The Cathedral was full, just completely chock full of older working class Catholics, and they already had the wafer part, and they were a little grumpy. I thought I heard someone say, under his breath, “not this guy.” I opened the tabernacle and there was a chalice and a crystal goblet. I chose the goblet. The wine looked a kind of light purple-brown color. It didn’t look like communion wine so I grabbed a bottle of the deep red stuff, and I heard someone say in the audience, “no, no, no, not that stuff.” I compromised and poured one into the other and then worried the other stuff might not have been wine. “Where’s the Chalice?” Dad (Don Draper) said, in only the way Don Draper can say stuff like that. I was panicked because the only part of the liturgy I could remember was “and also with you,” and I was pretty sure that was the audience response part and then I woke up.

 

So, I’m in Las Vegas, at the Bellagio, with a small parasol in my hand that I bought at the gift store for one of my granddaughters. The wind is just right, so I open it up and see if it will carry me aloft. It does. Not Mary Poppins style or anything, but just enough to sail around in front of the hotel entrance for a good 10 minutes, about 12 feet above the ground. It creates quite the stir. A farm guest recognizes me and laughs. I laugh. We chat as I float along above his head. I notice that by extending my legs, and turning my feet I can maneuver around a little, and rise or fall. When I touch down, someone says, “you could sell a hundred of those right now.” “You’re right,” I said, not terribly concerned about missing the opportunity to sell baby blue parasols in front of the Bellagio.
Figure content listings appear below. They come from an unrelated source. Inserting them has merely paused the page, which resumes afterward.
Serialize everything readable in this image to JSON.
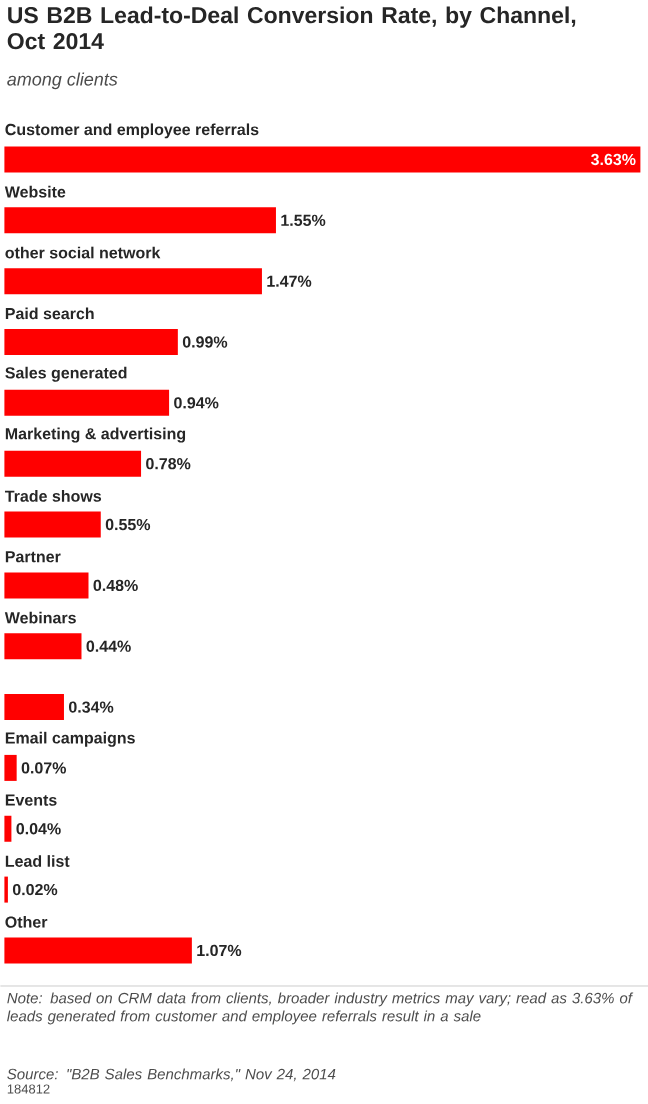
{
  "chart_data": {
    "type": "bar",
    "orientation": "horizontal",
    "title": "US B2B Lead-to-Deal Conversion Rate, by Channel, Oct 2014",
    "subtitle": "among clients",
    "categories": [
      "Customer and employee referrals",
      "Website",
      "other social network",
      "Paid search",
      "Sales generated",
      "Marketing & advertising",
      "Trade shows",
      "Partner",
      "Webinars",
      null,
      "Email campaigns",
      "Events",
      "Lead list",
      "Other"
    ],
    "values": [
      3.63,
      1.55,
      1.47,
      0.99,
      0.94,
      0.78,
      0.55,
      0.48,
      0.44,
      0.34,
      0.07,
      0.04,
      0.02,
      1.07
    ],
    "value_labels": [
      "3.63%",
      "1.55%",
      "1.47%",
      "0.99%",
      "0.94%",
      "0.78%",
      "0.55%",
      "0.48%",
      "0.44%",
      "0.34%",
      "0.07%",
      "0.04%",
      "0.02%",
      "1.07%"
    ],
    "color": "#ff0000",
    "annotations": [
      "Note: based on CRM data from clients, broader industry metrics may vary; read as 3.63% of leads generated from customer and employee referrals result in a sale",
      "Source: \"B2B Sales Benchmarks,\" Nov 24, 2014",
      "184812"
    ]
  }
}
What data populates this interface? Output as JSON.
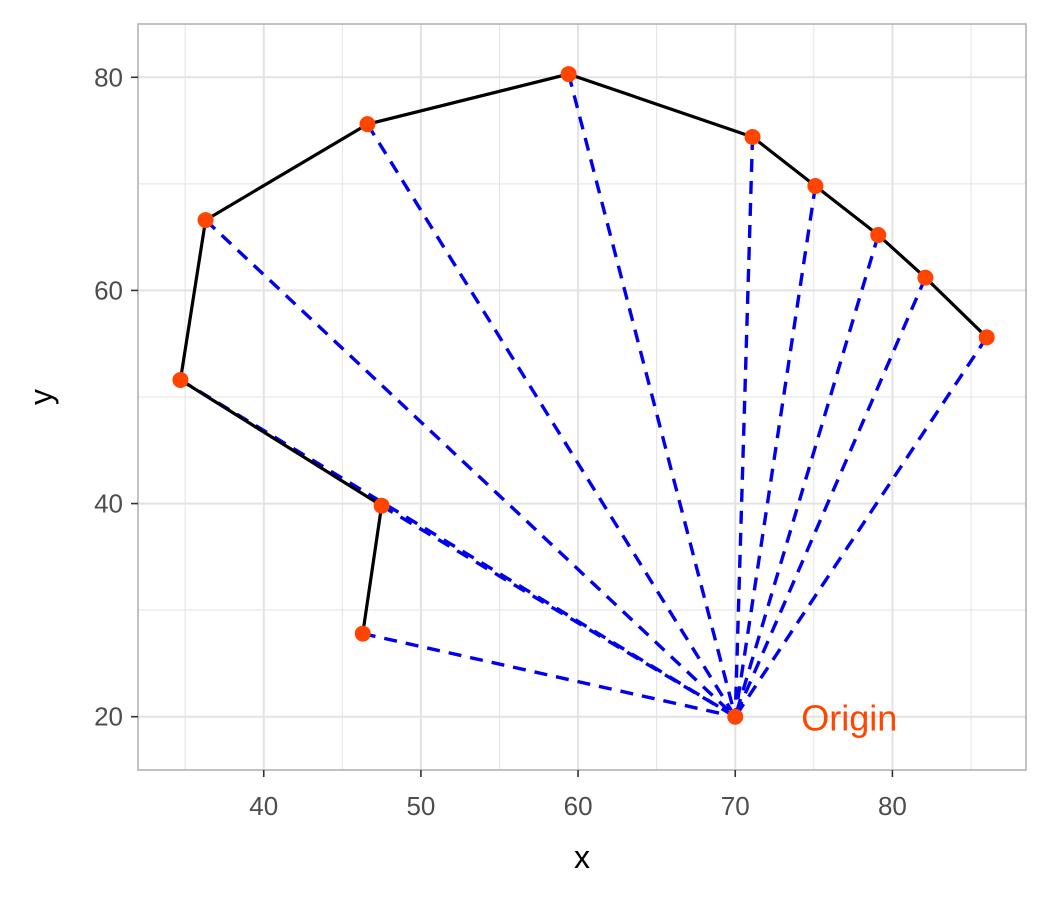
{
  "chart_data": {
    "type": "scatter",
    "title": "",
    "xlabel": "x",
    "ylabel": "y",
    "xlim": [
      32,
      88.5
    ],
    "ylim": [
      15,
      85
    ],
    "x_ticks": [
      40,
      50,
      60,
      70,
      80
    ],
    "y_ticks": [
      20,
      40,
      60,
      80
    ],
    "grid": true,
    "origin": {
      "x": 70,
      "y": 20,
      "label": "Origin"
    },
    "points": [
      {
        "x": 46.3,
        "y": 27.8
      },
      {
        "x": 47.5,
        "y": 39.8
      },
      {
        "x": 34.7,
        "y": 51.6
      },
      {
        "x": 36.3,
        "y": 66.6
      },
      {
        "x": 46.6,
        "y": 75.6
      },
      {
        "x": 59.4,
        "y": 80.3
      },
      {
        "x": 71.1,
        "y": 74.4
      },
      {
        "x": 75.1,
        "y": 69.8
      },
      {
        "x": 79.1,
        "y": 65.2
      },
      {
        "x": 82.1,
        "y": 61.2
      },
      {
        "x": 86.0,
        "y": 55.6
      }
    ],
    "colors": {
      "path": "#000000",
      "rays": "#0000ee",
      "points": "#ff4500",
      "annotation": "#ff4500",
      "grid": "#e3e3e3",
      "panel_border": "#b3b3b3"
    }
  }
}
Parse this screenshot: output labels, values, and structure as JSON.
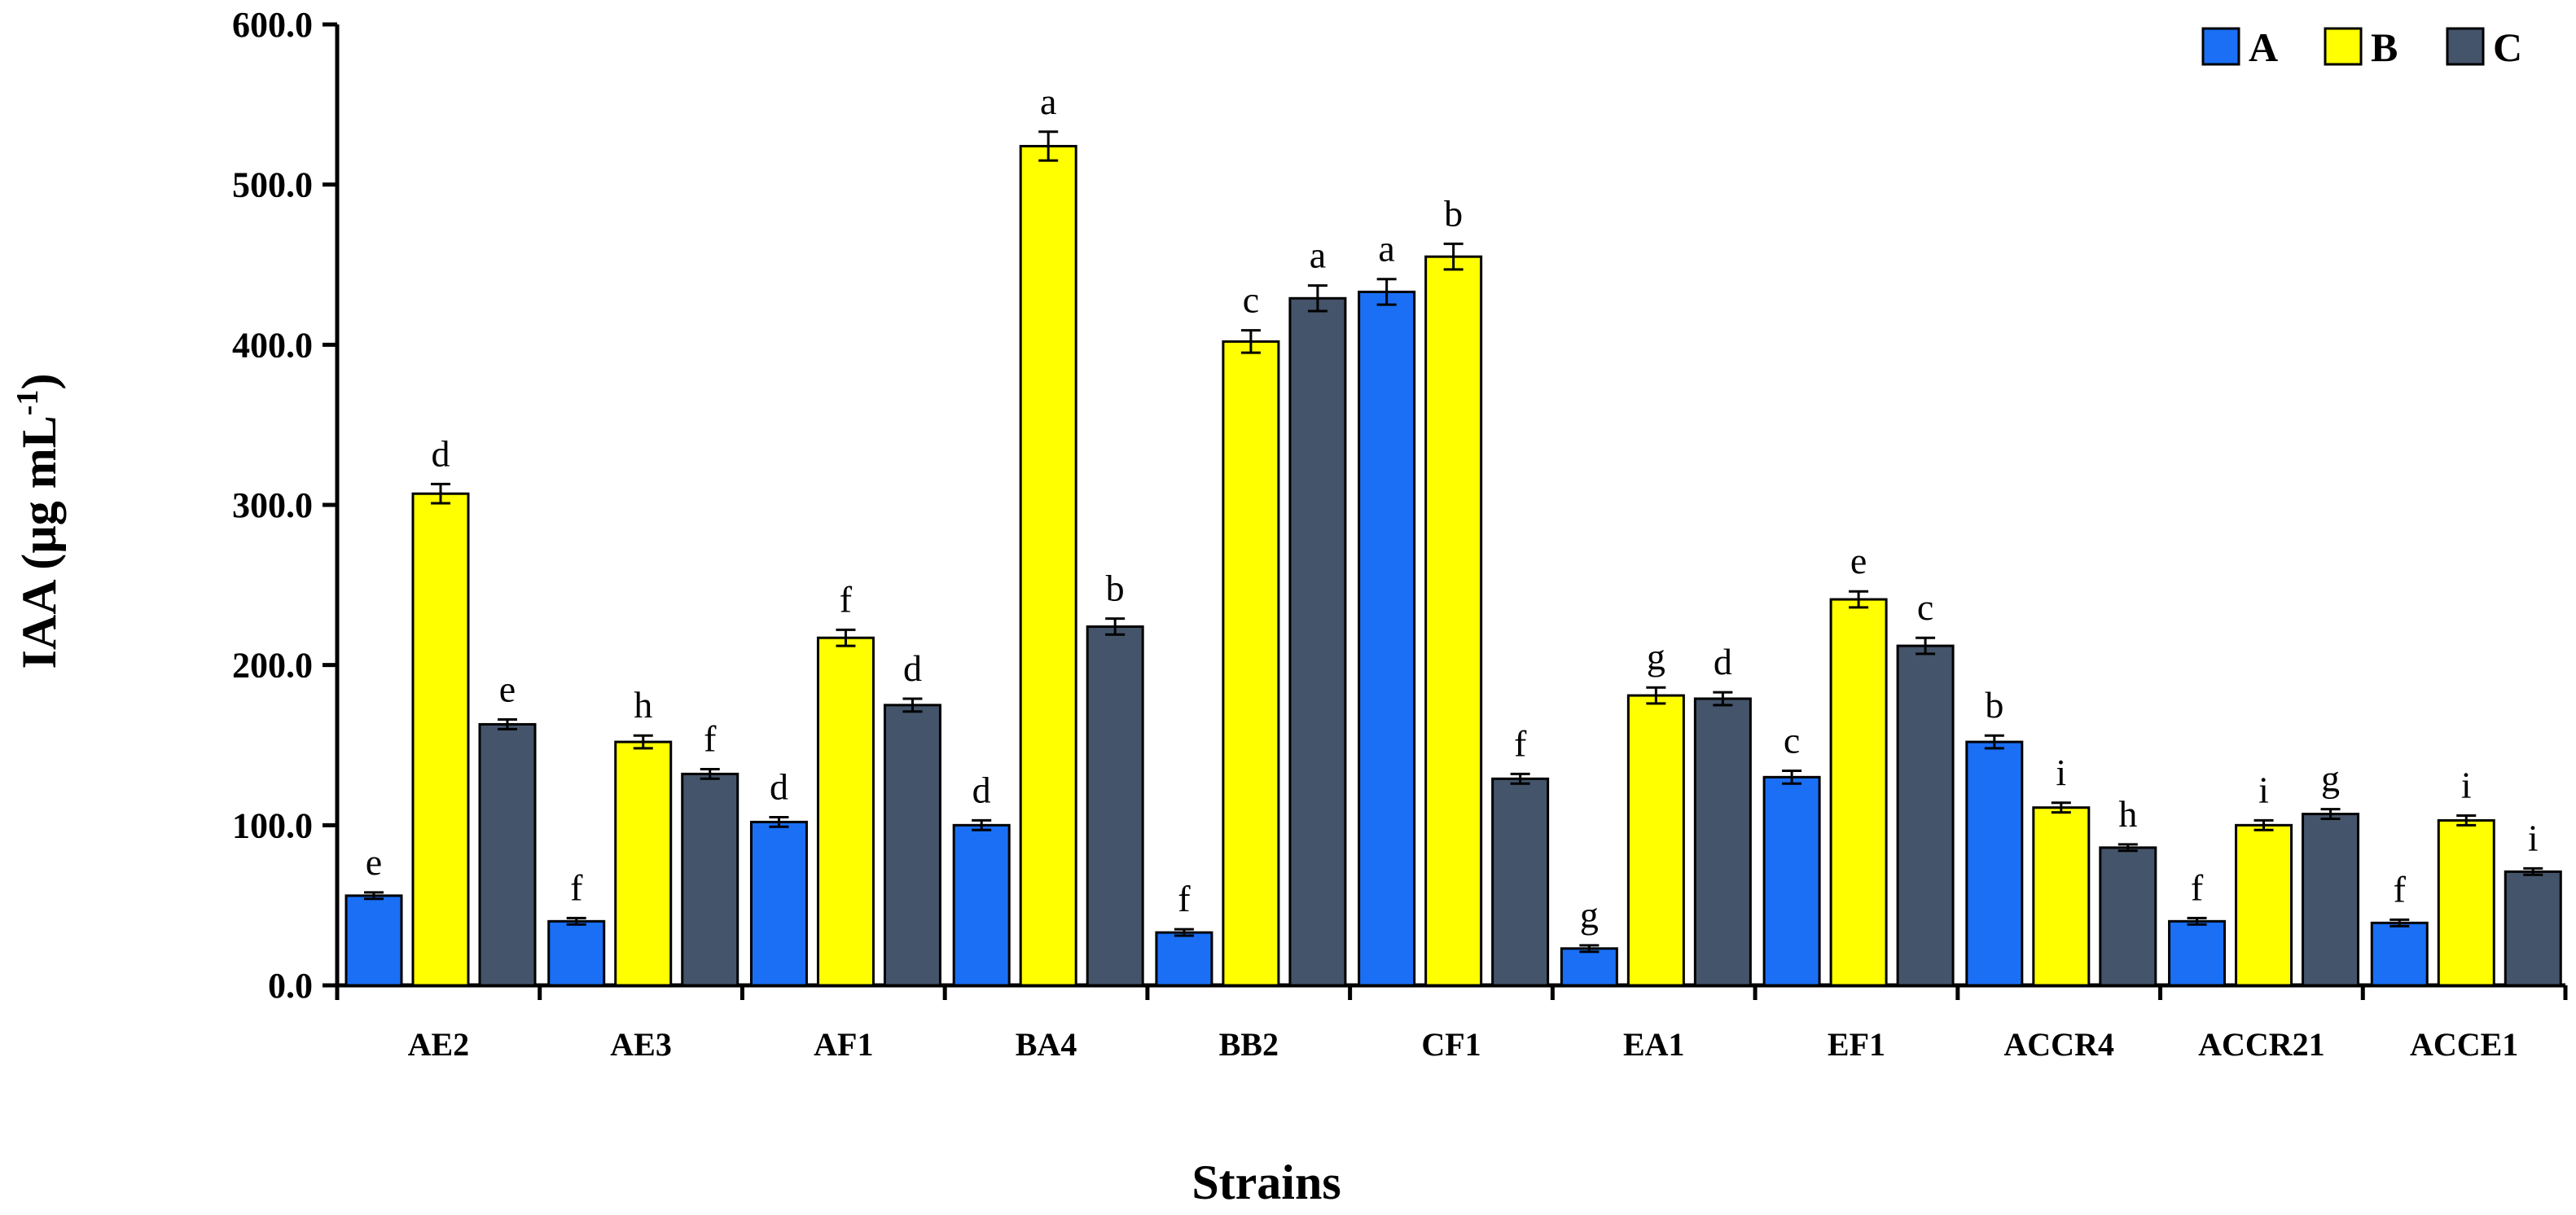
{
  "chart_data": {
    "type": "bar",
    "title": "",
    "xlabel": "Strains",
    "ylabel_main": "IAA (µg mL",
    "ylabel_sup": "-1",
    "ylabel_close": ")",
    "ylim": [
      0,
      600
    ],
    "ytick_values": [
      0,
      100,
      200,
      300,
      400,
      500,
      600
    ],
    "ytick_labels": [
      "0.0",
      "100.0",
      "200.0",
      "300.0",
      "400.0",
      "500.0",
      "600.0"
    ],
    "categories": [
      "AE2",
      "AE3",
      "AF1",
      "BA4",
      "BB2",
      "CF1",
      "EA1",
      "EF1",
      "ACCR4",
      "ACCR21",
      "ACCE1"
    ],
    "legend_position": "top-right",
    "series": [
      {
        "name": "A",
        "color": "#1a6ff5",
        "values": [
          56,
          40,
          102,
          100,
          33,
          433,
          23,
          130,
          152,
          40,
          39
        ],
        "errors": [
          2,
          2,
          3,
          3,
          2,
          8,
          2,
          4,
          4,
          2,
          2
        ],
        "letters": [
          "e",
          "f",
          "d",
          "d",
          "f",
          "a",
          "g",
          "c",
          "b",
          "f",
          "f"
        ]
      },
      {
        "name": "B",
        "color": "#ffff00",
        "values": [
          307,
          152,
          217,
          524,
          402,
          455,
          181,
          241,
          111,
          100,
          103
        ],
        "errors": [
          6,
          4,
          5,
          9,
          7,
          8,
          5,
          5,
          3,
          3,
          3
        ],
        "letters": [
          "d",
          "h",
          "f",
          "a",
          "c",
          "b",
          "g",
          "e",
          "i",
          "i",
          "i"
        ]
      },
      {
        "name": "C",
        "color": "#44546a",
        "values": [
          163,
          132,
          175,
          224,
          429,
          129,
          179,
          212,
          86,
          107,
          71
        ],
        "errors": [
          3,
          3,
          4,
          5,
          8,
          3,
          4,
          5,
          2,
          3,
          2
        ],
        "letters": [
          "e",
          "f",
          "d",
          "b",
          "a",
          "f",
          "d",
          "c",
          "h",
          "g",
          "i"
        ]
      }
    ]
  }
}
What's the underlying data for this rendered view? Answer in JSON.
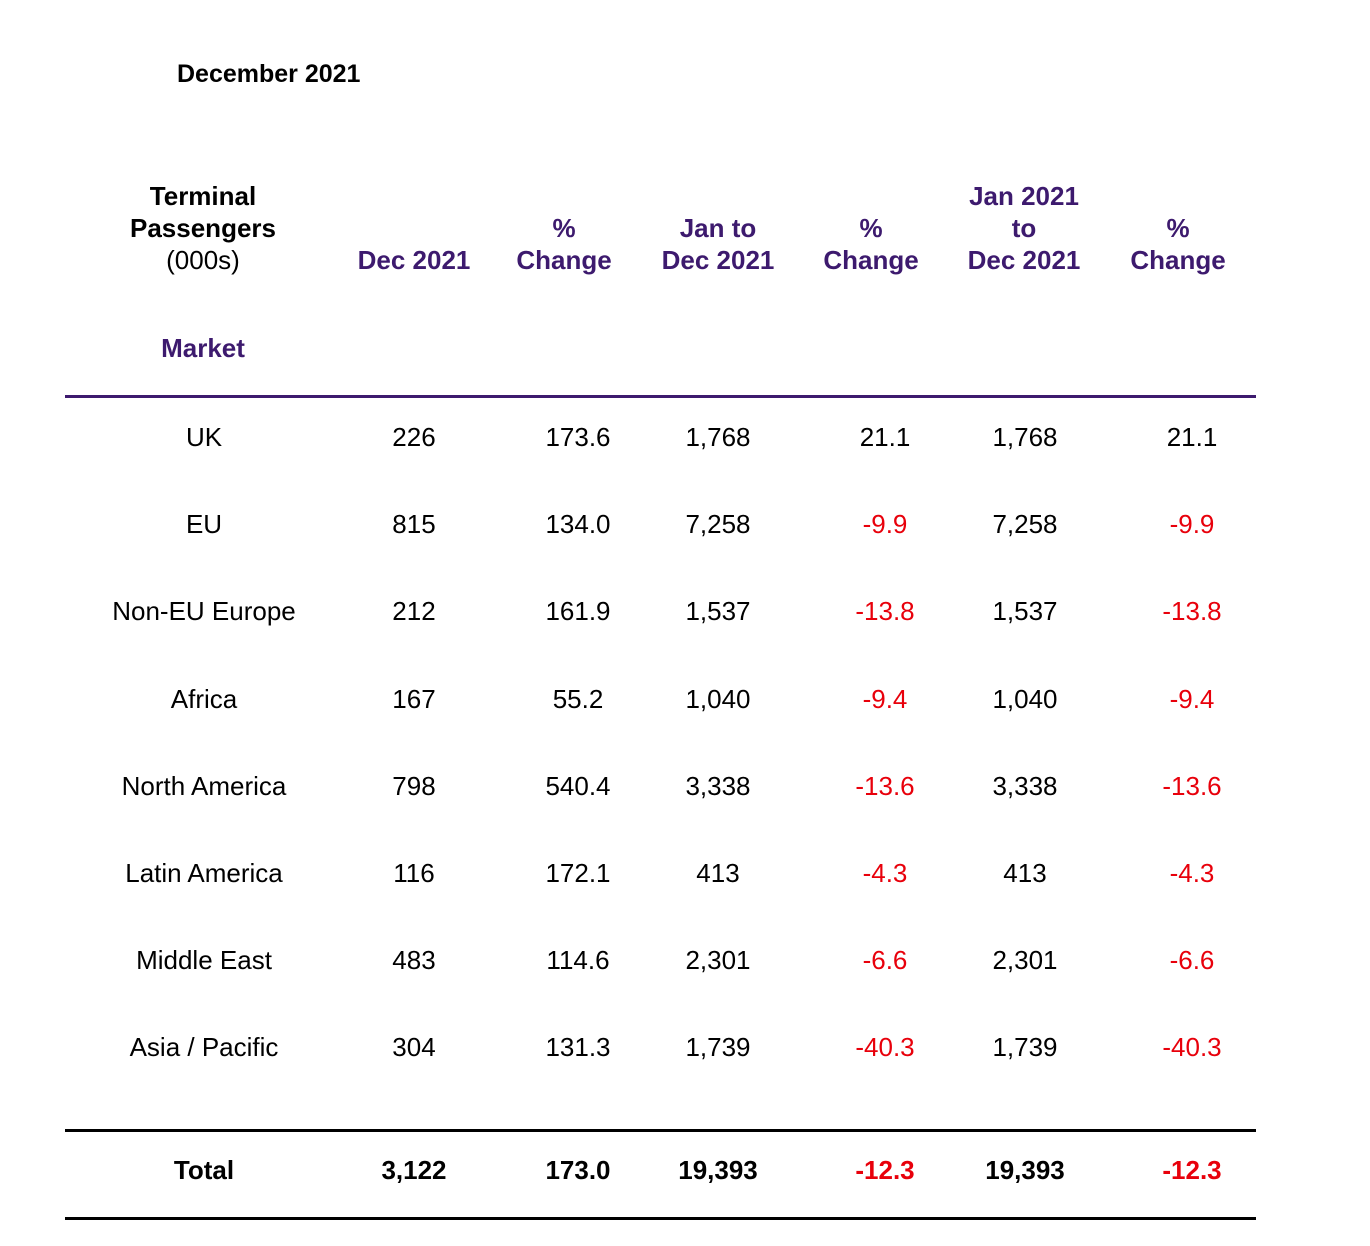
{
  "title": "December 2021",
  "headers": {
    "col0": [
      "Terminal",
      "Passengers",
      "(000s)"
    ],
    "col1": "Dec 2021",
    "col2": [
      "%",
      "Change"
    ],
    "col3": [
      "Jan to",
      "Dec 2021"
    ],
    "col4": [
      "%",
      "Change"
    ],
    "col5": [
      "Jan 2021",
      "to",
      "Dec 2021"
    ],
    "col6": [
      "%",
      "Change"
    ],
    "market": "Market"
  },
  "rows": [
    {
      "market": "UK",
      "dec": "226",
      "dec_change": "173.6",
      "jan_dec": "1,768",
      "jan_dec_change": "21.1",
      "ytd": "1,768",
      "ytd_change": "21.1"
    },
    {
      "market": "EU",
      "dec": "815",
      "dec_change": "134.0",
      "jan_dec": "7,258",
      "jan_dec_change": "-9.9",
      "ytd": "7,258",
      "ytd_change": "-9.9"
    },
    {
      "market": "Non-EU Europe",
      "dec": "212",
      "dec_change": "161.9",
      "jan_dec": "1,537",
      "jan_dec_change": "-13.8",
      "ytd": "1,537",
      "ytd_change": "-13.8"
    },
    {
      "market": "Africa",
      "dec": "167",
      "dec_change": "55.2",
      "jan_dec": "1,040",
      "jan_dec_change": "-9.4",
      "ytd": "1,040",
      "ytd_change": "-9.4"
    },
    {
      "market": "North America",
      "dec": "798",
      "dec_change": "540.4",
      "jan_dec": "3,338",
      "jan_dec_change": "-13.6",
      "ytd": "3,338",
      "ytd_change": "-13.6"
    },
    {
      "market": "Latin America",
      "dec": "116",
      "dec_change": "172.1",
      "jan_dec": "413",
      "jan_dec_change": "-4.3",
      "ytd": "413",
      "ytd_change": "-4.3"
    },
    {
      "market": "Middle East",
      "dec": "483",
      "dec_change": "114.6",
      "jan_dec": "2,301",
      "jan_dec_change": "-6.6",
      "ytd": "2,301",
      "ytd_change": "-6.6"
    },
    {
      "market": "Asia / Pacific",
      "dec": "304",
      "dec_change": "131.3",
      "jan_dec": "1,739",
      "jan_dec_change": "-40.3",
      "ytd": "1,739",
      "ytd_change": "-40.3"
    }
  ],
  "total": {
    "market": "Total",
    "dec": "3,122",
    "dec_change": "173.0",
    "jan_dec": "19,393",
    "jan_dec_change": "-12.3",
    "ytd": "19,393",
    "ytd_change": "-12.3"
  },
  "colors": {
    "header_purple": "#3d1a6e",
    "negative_red": "#e8000b"
  }
}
Buoyed by my ability to hover, and feeling something like a celebrity for it, I pick up my satchel, complicated cell phone case, and parasol and begin walking through the hotel grounds. In an open courtyard, I decide to consolidate my baggage, by opening up the big satchel, and stuffing it inside another interior satchel with parasol and complicated cell phone case. A young couple is going through their luggage near by. The young woman is crying about losing her wedding ring. It becomes apparent they think I have stolen their ring by doing this nonsense baggage maneuver, when, really, I just don’t want to be walking around the Bellagio with a baby blue parasol in my hand. I zip up the bags and leave, but the man follows me, making threats. I hit him over the head with my luggage, and this slows him down, but he keeps coming. I hit him once or twice more. We get to talking. I convince him I would never steal his wife’s ring, but I ask him for his business card, in the off chance, it fell into my luggage. I see from the card that he’s the senior pastor at a mega-church in Kansas.

I meet up with some friends and strangers and the same sort of luggage snafu occurs with baggage and cell phones going in every direction. We gather things up and decide to have a drink, but we get in a long line for a buffet instead. I meet my old dentist, who is in his late 90s now, but makes a totally acid funny joke about one of my FaceBook posts. His utter clarity of mind at age 99 is weirdly unnerving, and realizing this is just a buffet with a long line at that, I go looking for my friends, but they are missing. I realize I now have someone else’s phone in my hand. I have a little cash in my pocket so I find a bar stool and order a chardonnay. There is a language problem. The senior bar tender and the junior bar tender argue with each other. They bring me a shot glass with an egg yolk in it.

The horror of not having my actual phone wakes me up, but a thousand other things happened in this dream, including overhearing a beautiful English sales girl talk to her boss about a hat, with a ribbon on it, that I decided to buy for Mary.